Expert Determination – the dangers of (inadequate) reasons
 EWHC 503 TEDR Volume 13 Issue 2
The parties agreed to refer their dispute for determination by an Expert.
They agreed the Umpire’s terms of reference, which included terms that:
1. The decision would be binding on the parties save in the case of a manifest error;
2. The Umpire would include reasons for the decision.
A decision was given after the Umpire had held several meetings with each party and viewed various documents.
Halifax contended that the Decision was not binding because:
1. The Umpire had failed to give reasons as to why he rejected part of their contentions;
2. The Umpire failed to give reasons which explained what he had learned from his private meetings with Equitable life;
3. The Umpire therefore materially departed from his instructions and/or his decision contained a manifest error.
Equitable argued the decision should be binding.
1. What were the terms of reference to the Umpire?
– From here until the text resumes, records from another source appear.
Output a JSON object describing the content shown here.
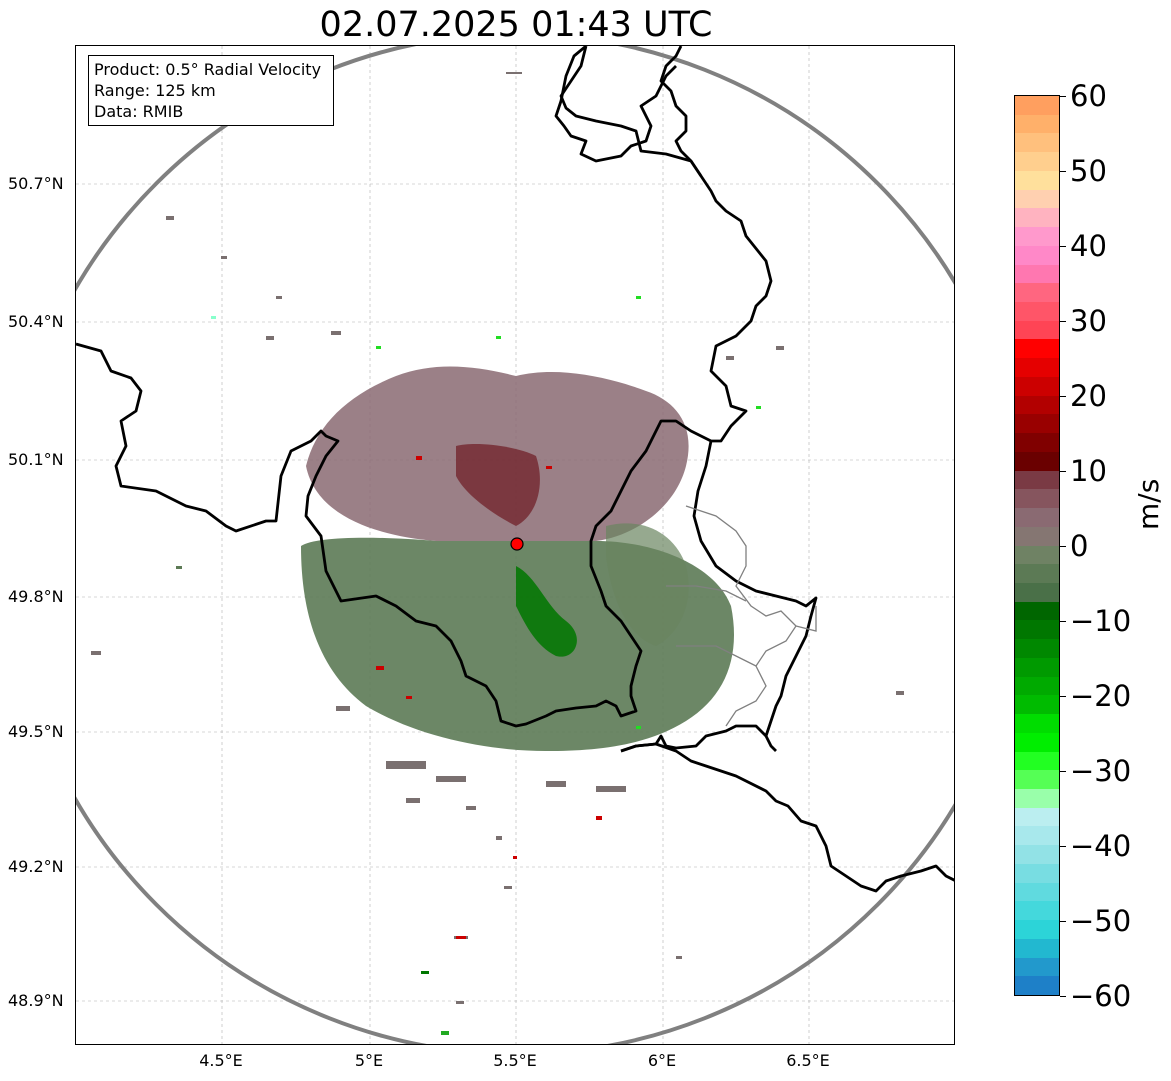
{
  "title": "02.07.2025 01:43 UTC",
  "info": {
    "product": "Product: 0.5° Radial Velocity",
    "range": "Range: 125 km",
    "data": "Data: RMIB"
  },
  "lat_ticks": [
    "50.7°N",
    "50.4°N",
    "50.1°N",
    "49.8°N",
    "49.5°N",
    "49.2°N",
    "48.9°N"
  ],
  "lon_ticks": [
    "4.5°E",
    "5°E",
    "5.5°E",
    "6°E",
    "6.5°E"
  ],
  "colorbar": {
    "unit": "m/s",
    "ticks": [
      "60",
      "50",
      "40",
      "30",
      "20",
      "10",
      "0",
      "−10",
      "−20",
      "−30",
      "−40",
      "−50",
      "−60"
    ],
    "min": -60,
    "max": 60,
    "colors_top_to_bottom": [
      "#ff9f5f",
      "#ffb06a",
      "#ffc07d",
      "#ffcf8e",
      "#ffe09c",
      "#ffd0b0",
      "#ffb3c0",
      "#ff99cc",
      "#ff88c8",
      "#ff77b0",
      "#ff6680",
      "#ff5568",
      "#ff4455",
      "#ff0000",
      "#e50000",
      "#cc0000",
      "#b20000",
      "#990000",
      "#800000",
      "#6a0000",
      "#7a3a44",
      "#86555e",
      "#8a6a72",
      "#857672",
      "#6f8264",
      "#5c7a55",
      "#4a7048",
      "#006600",
      "#007700",
      "#008800",
      "#009a00",
      "#00aa00",
      "#00bb00",
      "#00dd00",
      "#00ee00",
      "#22ff22",
      "#55ff55",
      "#99ffaa",
      "#bbeef0",
      "#a8e8ec",
      "#92e2e6",
      "#78dde2",
      "#60dadf",
      "#44d8dc",
      "#2cd4d8",
      "#22b8d0",
      "#2299cc",
      "#1e80c8"
    ]
  },
  "colors": {
    "approaching_green": "#5b7a55",
    "receding_mauve": "#866a72",
    "border_black": "#000000",
    "range_ring": "#808080",
    "radar_site": "#ff0000"
  },
  "map": {
    "center_lon": 5.5,
    "center_lat": 49.91,
    "range_km": 125,
    "lon_range": [
      4.0,
      7.0
    ],
    "lat_range": [
      48.8,
      51.0
    ]
  }
}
2. Therefore, what as a matter of contract had the parties agreed to remit to the Umpire by way of expert determination?
3. What was the Umpire appointed to do?
4. Has the Umpire done that which he was appointed to do?
The decision reached by the Umpire was to be binding save for “manifest error” as per the agreement of the parties. Manifest error means, “oversights and blunders so obvious and obviously capable of affecting the determination as to admit of no difference of opinion” (See: Veba Oil Supply and Trading v Petrograde Inc  EWCA Civ 1832).
In litigation, justice will not be done unless the parties understand who has won, who has lost and why? Therefore, a Judge needs to give reasons for his or her conclusions. This is the same in any judicial or quasi-judicial decision, for example arbitrations pursuant to the 1996 Act.
What of expert’s Determinations? In this particular case, the Umpire was also required to give reasons by agreement in his terms of reference.
“Reasons” need to “convey to a reasonable person having all the background knowledge which would reasonably have been available to the parties in the situation in which they were at the time of the contract”.They could be briefly stated but they had to explain the Umpire’s reasons for his conclusion on key or substantial points raised…”.
In this case, it was found that reasons were given but they were not adequate.
Accordingly, the Court directed the Umpire to review the matter and provide further reasons on certain specific issues.
Accordingly, the Court proceedings were adjourned for the case to be remitted to the Umpire and permission was given for the matter to be returned to Court once those reasons were available for further consideration as to whether the decision was binding.
The Court recognised that in arbitrations, there was a specific power under the 1996 Act for the Court to remit the decision for further reasons. Although there was no similar statutory power with regards to Expert Determination, the Court considered that there was power to do so whether by way of remedy in relation to the original contract or under the inherent jurisdiction of the Court or both. In any event, it was acknowledged that the Court was entitled to invite the Umpire to provide further reasons.
The importance of defining the role of the Umpire within his or her terms of reference is stressed.
It is useful to note that The Academy of Experts “Rules for Expert Determination” state that:
“Unless otherwise agreed by the parties and communicated to the Expert in writing at the time of his appointment, the Expert will not give reasons for his determination”
This will not relieve the Expert from the duty to act in accordance with his or her terms of reference but will seemingly avoid the type of situation in this case.